Diane LeBow Shares her Thoughts on "Melanie's Song"
The President Emerita of Bay Area Travel Writers, Diane LeBow, gives her thoughts on Joanna Biggar's new novel,"Melanie's Song."
"In Melanie's Song, Joanna Biggar takes you along on an amazing ride of mystery and intriguing details, combining personal turbulence masterfully set against the reality of the politics of the '60s and '70s in the USA. Her writing, both crisp and lyrical, draws you into each scene with suspense and tempting detail. Of course, there are those earlier memories of Paris. It's quite a trip."
—Diane LeBow, President Emerita of the Bay Area Travel Writers
Diane LeBow is a Bay Area Travel Writers President emerita and award winning writer and photojournalist. Based in San Francisco, she has published stories with Salon.com, VIA Magazine, Copley News Service, Travelers Tales anthologies, France: A Love Story: Women Write about the French Experience (Seal Press, 2004), Greece: A Love Story: Women Write about the Greek Experience (Seal Press, 2007); Foreign Affairs: Erotic Travel Tales (Cleis Press); B for Savvy Brides, and many national newspapers and magazines.
She travels the globe and has spent time with Afghan women, the Hopi, Amazon people, Tuvans, Mongolians, Corsicans, and Parisians. She has scuba dived with sharks in the Red Sea and trained champion Morgan horses. A pioneer of college women’s studies programs, she received her Ph.D. from the University of California in the History of Consciousness, began her teaching career in The Netherlands, and was a college professor for many years in Paris, New York City, and California.

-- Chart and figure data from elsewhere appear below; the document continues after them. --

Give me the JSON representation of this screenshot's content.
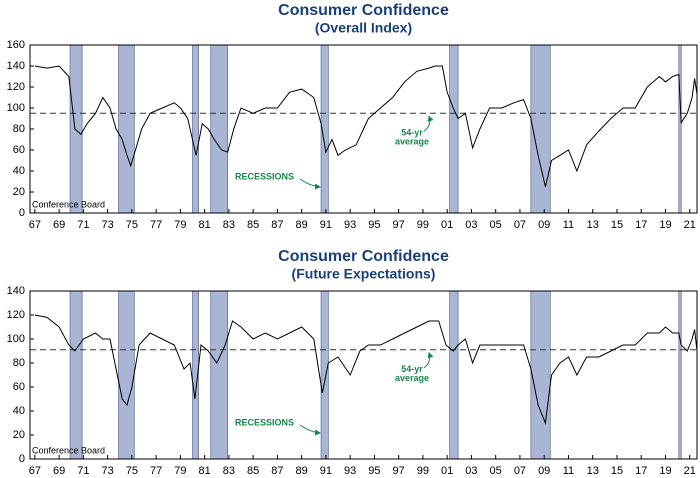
{
  "chart_data": [
    {
      "type": "line",
      "title": "Consumer Confidence",
      "subtitle": "(Overall Index)",
      "source": "Conference Board",
      "annotations": {
        "recessions": "RECESSIONS",
        "average_label": [
          "54-yr",
          "average"
        ]
      },
      "average": 95,
      "recessions": [
        [
          1969.9,
          1970.9
        ],
        [
          1973.9,
          1975.2
        ],
        [
          1980.0,
          1980.5
        ],
        [
          1981.5,
          1982.9
        ],
        [
          1990.6,
          1991.2
        ],
        [
          2001.2,
          2001.9
        ],
        [
          2007.9,
          2009.5
        ],
        [
          2020.1,
          2020.3
        ]
      ],
      "color": "#000000",
      "recession_color": "#a9b5d3",
      "x": [
        1967,
        1968,
        1969,
        1969.8,
        1970.3,
        1970.8,
        1971.3,
        1972,
        1972.6,
        1973.2,
        1973.7,
        1974.2,
        1974.6,
        1974.9,
        1975.3,
        1975.8,
        1976.5,
        1977.5,
        1978.5,
        1979,
        1979.6,
        1980.3,
        1980.8,
        1981.3,
        1981.8,
        1982.4,
        1982.9,
        1983.4,
        1984,
        1985,
        1986,
        1987,
        1988,
        1989,
        1990,
        1990.6,
        1991,
        1991.5,
        1992,
        1992.6,
        1993.5,
        1994.5,
        1995.5,
        1996.5,
        1997.5,
        1998.5,
        1999.5,
        2000,
        2000.6,
        2001,
        2001.5,
        2001.9,
        2002.5,
        2003.1,
        2003.7,
        2004.5,
        2005.5,
        2006.5,
        2007.3,
        2007.9,
        2008.5,
        2009.1,
        2009.6,
        2010.3,
        2011,
        2011.7,
        2012.5,
        2013.5,
        2014.5,
        2015.5,
        2016.5,
        2017.5,
        2018.5,
        2019,
        2019.6,
        2020.1,
        2020.3,
        2020.8,
        2021.2,
        2021.4,
        2021.6
      ],
      "values": [
        140,
        138,
        140,
        130,
        80,
        75,
        85,
        95,
        110,
        100,
        80,
        70,
        55,
        45,
        60,
        80,
        95,
        100,
        105,
        100,
        90,
        55,
        85,
        80,
        70,
        60,
        58,
        80,
        100,
        95,
        100,
        100,
        115,
        118,
        110,
        85,
        58,
        70,
        55,
        60,
        65,
        90,
        100,
        110,
        125,
        135,
        138,
        140,
        140,
        115,
        100,
        90,
        95,
        62,
        80,
        100,
        100,
        105,
        108,
        90,
        55,
        25,
        50,
        55,
        60,
        40,
        65,
        78,
        90,
        100,
        100,
        120,
        130,
        125,
        130,
        132,
        86,
        95,
        110,
        128,
        113
      ],
      "xlim": [
        1966.6,
        2021.6
      ],
      "xticks": [
        {
          "value": 1967,
          "label": "67"
        },
        {
          "value": 1969,
          "label": "69"
        },
        {
          "value": 1971,
          "label": "71"
        },
        {
          "value": 1973,
          "label": "73"
        },
        {
          "value": 1975,
          "label": "75"
        },
        {
          "value": 1977,
          "label": "77"
        },
        {
          "value": 1979,
          "label": "79"
        },
        {
          "value": 1981,
          "label": "81"
        },
        {
          "value": 1983,
          "label": "83"
        },
        {
          "value": 1985,
          "label": "85"
        },
        {
          "value": 1987,
          "label": "87"
        },
        {
          "value": 1989,
          "label": "89"
        },
        {
          "value": 1991,
          "label": "91"
        },
        {
          "value": 1993,
          "label": "93"
        },
        {
          "value": 1995,
          "label": "95"
        },
        {
          "value": 1997,
          "label": "97"
        },
        {
          "value": 1999,
          "label": "99"
        },
        {
          "value": 2001,
          "label": "01"
        },
        {
          "value": 2003,
          "label": "03"
        },
        {
          "value": 2005,
          "label": "05"
        },
        {
          "value": 2007,
          "label": "07"
        },
        {
          "value": 2009,
          "label": "09"
        },
        {
          "value": 2011,
          "label": "11"
        },
        {
          "value": 2013,
          "label": "13"
        },
        {
          "value": 2015,
          "label": "15"
        },
        {
          "value": 2017,
          "label": "17"
        },
        {
          "value": 2019,
          "label": "19"
        },
        {
          "value": 2021,
          "label": "21"
        }
      ],
      "ylim": [
        0,
        160
      ],
      "yticks": [
        0,
        20,
        40,
        60,
        80,
        100,
        120,
        140,
        160
      ]
    },
    {
      "type": "line",
      "title": "Consumer Confidence",
      "subtitle": "(Future Expectations)",
      "source": "Conference Board",
      "annotations": {
        "recessions": "RECESSIONS",
        "average_label": [
          "54-yr",
          "average"
        ]
      },
      "average": 91,
      "recessions": [
        [
          1969.9,
          1970.9
        ],
        [
          1973.9,
          1975.2
        ],
        [
          1980.0,
          1980.5
        ],
        [
          1981.5,
          1982.9
        ],
        [
          1990.6,
          1991.2
        ],
        [
          2001.2,
          2001.9
        ],
        [
          2007.9,
          2009.5
        ],
        [
          2020.1,
          2020.3
        ]
      ],
      "color": "#000000",
      "recession_color": "#a9b5d3",
      "x": [
        1967,
        1968,
        1969,
        1969.8,
        1970.3,
        1971,
        1972,
        1972.6,
        1973.2,
        1973.8,
        1974.2,
        1974.6,
        1975,
        1975.6,
        1976.5,
        1977.5,
        1978.5,
        1979.3,
        1979.8,
        1980.2,
        1980.7,
        1981.3,
        1982,
        1982.7,
        1983.3,
        1984,
        1985,
        1986,
        1987,
        1988,
        1989,
        1990,
        1990.7,
        1991.2,
        1992,
        1993,
        1993.8,
        1994.5,
        1995.5,
        1996.5,
        1997.5,
        1998.5,
        1999.5,
        2000.3,
        2000.9,
        2001.5,
        2001.9,
        2002.5,
        2003.1,
        2003.7,
        2004.5,
        2005.5,
        2006.5,
        2007.3,
        2007.9,
        2008.5,
        2009.1,
        2009.6,
        2010.3,
        2011,
        2011.7,
        2012.5,
        2013.5,
        2014.5,
        2015.5,
        2016.5,
        2017.5,
        2018.5,
        2019,
        2019.6,
        2020.1,
        2020.3,
        2020.8,
        2021.2,
        2021.4,
        2021.6
      ],
      "values": [
        120,
        118,
        110,
        95,
        90,
        100,
        105,
        100,
        100,
        70,
        50,
        45,
        60,
        95,
        105,
        100,
        95,
        75,
        80,
        50,
        95,
        90,
        80,
        95,
        115,
        110,
        100,
        105,
        100,
        105,
        110,
        100,
        55,
        80,
        85,
        70,
        90,
        95,
        95,
        100,
        105,
        110,
        115,
        115,
        95,
        90,
        95,
        100,
        80,
        95,
        95,
        95,
        95,
        95,
        75,
        45,
        30,
        70,
        80,
        85,
        70,
        85,
        85,
        90,
        95,
        95,
        105,
        105,
        110,
        105,
        105,
        95,
        90,
        100,
        108,
        90
      ],
      "xlim": [
        1966.6,
        2021.6
      ],
      "xticks": [
        {
          "value": 1967,
          "label": "67"
        },
        {
          "value": 1969,
          "label": "69"
        },
        {
          "value": 1971,
          "label": "71"
        },
        {
          "value": 1973,
          "label": "73"
        },
        {
          "value": 1975,
          "label": "75"
        },
        {
          "value": 1977,
          "label": "77"
        },
        {
          "value": 1979,
          "label": "79"
        },
        {
          "value": 1981,
          "label": "81"
        },
        {
          "value": 1983,
          "label": "83"
        },
        {
          "value": 1985,
          "label": "85"
        },
        {
          "value": 1987,
          "label": "87"
        },
        {
          "value": 1989,
          "label": "89"
        },
        {
          "value": 1991,
          "label": "91"
        },
        {
          "value": 1993,
          "label": "93"
        },
        {
          "value": 1995,
          "label": "95"
        },
        {
          "value": 1997,
          "label": "97"
        },
        {
          "value": 1999,
          "label": "99"
        },
        {
          "value": 2001,
          "label": "01"
        },
        {
          "value": 2003,
          "label": "03"
        },
        {
          "value": 2005,
          "label": "05"
        },
        {
          "value": 2007,
          "label": "07"
        },
        {
          "value": 2009,
          "label": "09"
        },
        {
          "value": 2011,
          "label": "11"
        },
        {
          "value": 2013,
          "label": "13"
        },
        {
          "value": 2015,
          "label": "15"
        },
        {
          "value": 2017,
          "label": "17"
        },
        {
          "value": 2019,
          "label": "19"
        },
        {
          "value": 2021,
          "label": "21"
        }
      ],
      "ylim": [
        0,
        140
      ],
      "yticks": [
        0,
        20,
        40,
        60,
        80,
        100,
        120,
        140
      ]
    }
  ]
}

Set in the era of Woodstock and Watergate, Melanie’s Song centers on a young woman’s mysterious disappearance, and on her friend’s determined search for her.
Melanie, who fled her marriage to a straight-laced classical musician in order to hitch-hike to Woodstock and San Francisco, was last seen at a commune in the California hills. Rumors abound: that she took up with a Black radical; that she had his child; that she and her lover, armed, ran a bank heist a la Patty Hearst; that she developed a mystical gift for spiritual healing; that she died in a possible accidental, possibly staged commune fire.
Trying to sift truth from invention pulls her friend, the young reporter, J.J., into the underbelly of the sexual and social revolutions of the 60s and early 70s, where she encounters corrupt cops, paranoid hippies, activists, mystics, drug-runners,and most astonishingly, Melanie’s own parents. Risking her job, her connections, her life, J.J. follows Melanie’s trail, determined to find out what happened to her once-compliant friend now turned, it seems, into a rebel angel.